A relatora especial da ONU para os Direitos Humanos nos Territórios Palestinos Ocupados, Francesca Albanese, de 46 anos, tem alertado nos últimos dois meses sobre o risco de genocídio do povo palestino. Ela é a primeira mulher a ocupar essa relatoria desde sua criação em 1993 e em entrevista ao GLOBO, citou como “absurdos” os crimes cometidos por Israel, classificou-os como “limpeza étnica” e também condenou o ataque surpresa do Hamas em 7 de outubro, classificando-o como “violento e terrível” e deixando mais de 1,2 mil mortos em território israelense.
A advogada especialista em direito internacional também não poupou críticas ao papel da ONU na resolução do conflito, chamando-o de “fracasso épico”. “O que está acontecendo hoje é um fracasso épico para a ONU do ponto de vista político, humanitário e jurídico, porque a ONU não foi capaz de pressionar Israel quanto ao uso da autodefesa. Israel tem o direito de se proteger, mas não tem o direito de travar uma guerra contra a população [de Gaza]”, declara.

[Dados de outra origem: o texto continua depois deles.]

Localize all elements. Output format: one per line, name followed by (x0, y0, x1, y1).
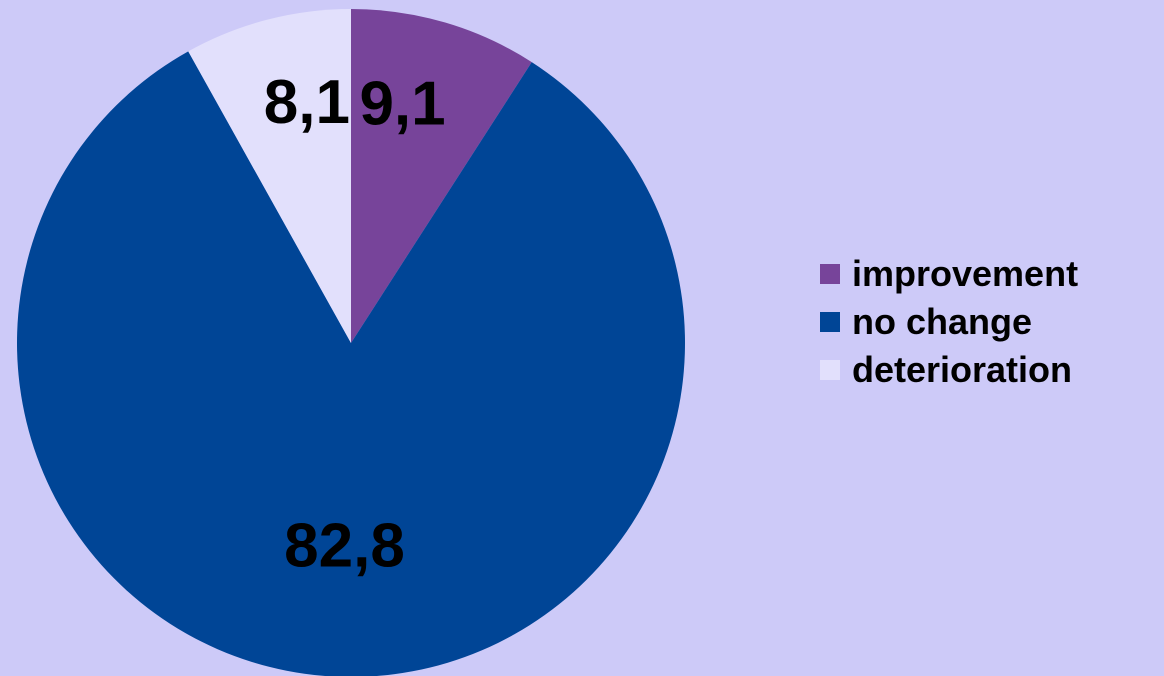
pie-value-labels: 9,1 82,8 8,1 (264, 68, 446, 580)
legend-swatch-no-change (820, 312, 840, 332)
pie-value-label-improvement: 9,1 (359, 69, 445, 138)
legend-swatch-deterioration (820, 360, 840, 380)
legend-item-improvement: improvement (820, 250, 1160, 298)
legend-item-no-change: no change (820, 298, 1160, 346)
pie-slice-improvement (351, 9, 532, 343)
legend-label-deterioration: deterioration (852, 349, 1073, 390)
legend-label-improvement: improvement (852, 253, 1079, 294)
chart-legend: improvement no change deterioration (820, 250, 1160, 394)
pie-value-label-deterioration: 8,1 (264, 68, 350, 137)
legend-label-no-change: no change (852, 301, 1033, 342)
legend-swatch-improvement (820, 264, 840, 284)
pie-value-label-no-change: 82,8 (284, 511, 405, 580)
pie-slices (17, 9, 685, 676)
legend-item-deterioration: deterioration (820, 346, 1160, 394)
pie-slice-deterioration (188, 9, 351, 343)
pie-slice-no-change (17, 51, 685, 676)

Em relação ao risco de genocídio, Albanese destacou que, segundo a Convenção sobre Genocídio, não é necessário provar 100% que houve genocídio para a intervenção dos Estados membros, bastando provar o risco de intenção de matar ou infligir danos graves. Ela citou três elementos que observou: a matança maciça, o endurecimento do bloqueio em Gaza e a destruição da infraestrutura hospitalar. “Israel é uma potência militar forte, portanto, sabe muito bem o que está fazendo e ao destruir a infraestrutura médica, sabe que isso levará à morte. Mas é preciso observar que o genocídio não é um ato, é um processo, e começa com a desumanização do outro”, completa.
A relatora refutou as alegações de Israel de que o Hamas usa civis como escudo humano, argumentando que tais afirmações são falsas e não há provas de que o Hamas esteja usando civis dessa maneira. Sobre o ataque do Hamas em outubro, Albanese destacou que, embora tenha sido violento, não iniciou a guerra, que já vinha com uma punição coletiva sobre Gaza.
Quanto à atual situação, Albanese expressou preocupação com a possível limpeza étnica dos palestinos, afirmando que Israel está empurrando a população cada vez mais para o sul, tornando-os refugiados no Egito: “Israel não quer os palestinos na terra e usa de meios burocráticos e da força para promover desapropriação, deslocamento forçado, bloqueios e ocupação colonial. É claro que é uma limpeza étnica. Toda a vida dos palestinos desde o estabelecimento de Israel [como Estado] tem sido uma limpeza étnica” esclareceu.
Ela encerrou a entrevista enfatizando o fracasso da ONU na crise, enfatizando a necessidade de um cessar-fogo imediato com presença internacional independente para libertação de reféns e o fim da militarização do território palestino: “O que está acontecendo hoje é um fracasso épico para a ONU do ponto de vista político, humanitário e jurídico, porque a ONU não foi capaz de pressionar Israel quanto ao uso da autodefesa”, finalizou.